E-Photo
Issue #148  9/28/2008
 
Calling It "The Final Installment", Sotheby's Schedules Jammes Part 4 Sale For Paris On November 15, 2008

Sotheby's has formally announced the sale in Paris on Saturday, November 15, 2008 of what it is calling "the final installment of the photographic collection of Marie-Thérèse and André Jammes--one of the most important private collections of photographs of the 19th century ever assembled." The E-Photo Newsletter reported on the scheduling of this event in July, and now we can share more details.
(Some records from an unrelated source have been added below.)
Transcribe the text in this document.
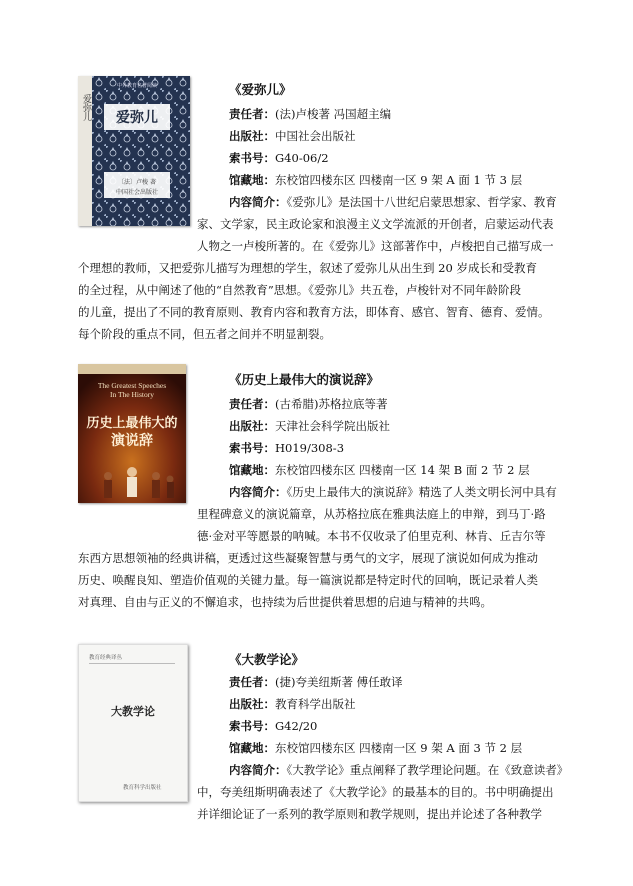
中外教育名著阅读
爱弥儿
〔法〕卢梭 著
中国社会出版社
爱弥儿
《爱弥儿》
责任者：(法)卢梭著 冯国超主编
出版社：中国社会出版社
索书号：G40-06/2
馆藏地：东校馆四楼东区 四楼南一区 9 架 A 面 1 节 3 层
内容简介：《爱弥儿》是法国十八世纪启蒙思想家、哲学家、教育
家、文学家，民主政论家和浪漫主义文学流派的开创者，启蒙运动代表
人物之一卢梭所著的。在《爱弥儿》这部著作中，卢梭把自己描写成一
个理想的教师，又把爱弥儿描写为理想的学生，叙述了爱弥儿从出生到 20 岁成长和受教育
的全过程，从中阐述了他的“自然教育”思想。《爱弥儿》共五卷，卢梭针对不同年龄阶段
的儿童，提出了不同的教育原则、教育内容和教育方法，即体育、感官、智育、德育、爱情。
每个阶段的重点不同，但五者之间并不明显割裂。
The Greatest Speeches In The History
历史上最伟大的
演说辞
《历史上最伟大的演说辞》
责任者：(古希腊)苏格拉底等著
出版社：天津社会科学院出版社
索书号：H019/308-3
馆藏地：东校馆四楼东区 四楼南一区 14 架 B 面 2 节 2 层
内容简介：《历史上最伟大的演说辞》精选了人类文明长河中具有
里程碑意义的演说篇章，从苏格拉底在雅典法庭上的申辩，到马丁·路
德·金对平等愿景的呐喊。本书不仅收录了伯里克利、林肯、丘吉尔等
东西方思想领袖的经典讲稿，更透过这些凝聚智慧与勇气的文字，展现了演说如何成为推动
历史、唤醒良知、塑造价值观的关键力量。每一篇演说都是特定时代的回响，既记录着人类
对真理、自由与正义的不懈追求，也持续为后世提供着思想的启迪与精神的共鸣。
教育经典译丛
大教学论
教育科学出版社
《大教学论》
责任者：(捷)夸美纽斯著 傅任敢译
出版社：教育科学出版社
索书号：G42/20
馆藏地：东校馆四楼东区 四楼南一区 9 架 A 面 3 节 2 层
内容简介：《大教学论》重点阐释了教学理论问题。在《致意读者》
中，夸美纽斯明确表述了《大教学论》的最基本的目的。书中明确提出
并详细论证了一系列的教学原则和教学规则，提出并论述了各种教学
The sale will be a much smaller sale than previous ones and will contain approximately 180 lots, with an overall estimate of 2.2-3 million euro or about $3.2-3.5 million, without the addition of the buyer's premium (now up to 25% at Sotheby's). None of the estimates by Sotheby's below include the buyer's premium. The current dollar/euro exchange rate is $1.47 to the euro. As in previous sales, this auction will feature a selection of French photography dating back to the earliest photographic reproduction processes and includes work by such great 19th-century masters as Edouard Baldus, Bisson Frères, Joseph-Philibert Girault de Prangey, Henri Le Secq, Gustave Le Gray and Charles Nègre. Taken together, the collection covers all the major themes of 19th-century photography, including portraits, monuments and the landscapes of France, the Middle East and elsewhere.

The names Marie-Thérèse and André Jammes have been celebrated by the international market since the first part of their collection was sold by Sotheby's in London on 27 October 1999. The 287-lot sale set new records for a sing;e photography sale and for a single owner sale, totaling nearly $12.5 million or £7,430,693 (11,582,000 euro). It also broke the record for a single photograph at auction at about $850,000 (£507,500) for Gustave Le Gray's Grande Vague, Sète.

Parts 2 and 3, sold by Sotheby's in Paris on March 21-22, 2002, were devoted to Charles Nègre and French primitive photography. The sale brought 11,814,210 euro or about $11 million in total, with the first ever image printed from a photographic process by Nicéphore Niépce, the inventor of photography, selling for 489,750 euro, and high prices for photographs by Charles Nègre, Victor Regnault and Edouard Baldus.

Part 4, which is to be offered in Paris this November, features calotype prints and daguerreotypes by French masters of primitive photography; the work of leading photographers from the heyday of the glass negative and albumen print; and valuable documents illustrating photographic technique.

Highlights include an important group of 13 daguerreotypes by Joseph-Philibert Girault de Prangey, with views of France, Egypt, Italy and Greece (estimates between 10,000-70,000 euro); a full-plate daguerreotype by Baron Jean-Baptiste Louis Gros, which shows his own studio (estimate 80,000-120,000 euro); a very rare selection of paper negatives and salt paper prints (estimates 12,000-25,000 euro) by John Beasley Greene; and a study of an oak tree in the Forest of Fontainebleau (estimate 50,000-70,000 euro) by Gustave Le Gray.

The sale also contains a series of exceptional portraits taken by Charles Nègre at the Imperial Asylum in Vincennes, along with heliogravures of his celebrated studies of French Gothic monuments; and a remarkable array of clichés-verre, a photographic engraving technique adopted by Jean-Baptiste Camille Corot and the Barbizon School of painters.

The sale will start at 10 am and 2 pm on Saturday, November 15th. Previews will be held in New York City (October 9-14), London (October 23-29) and Paris (November 12-14).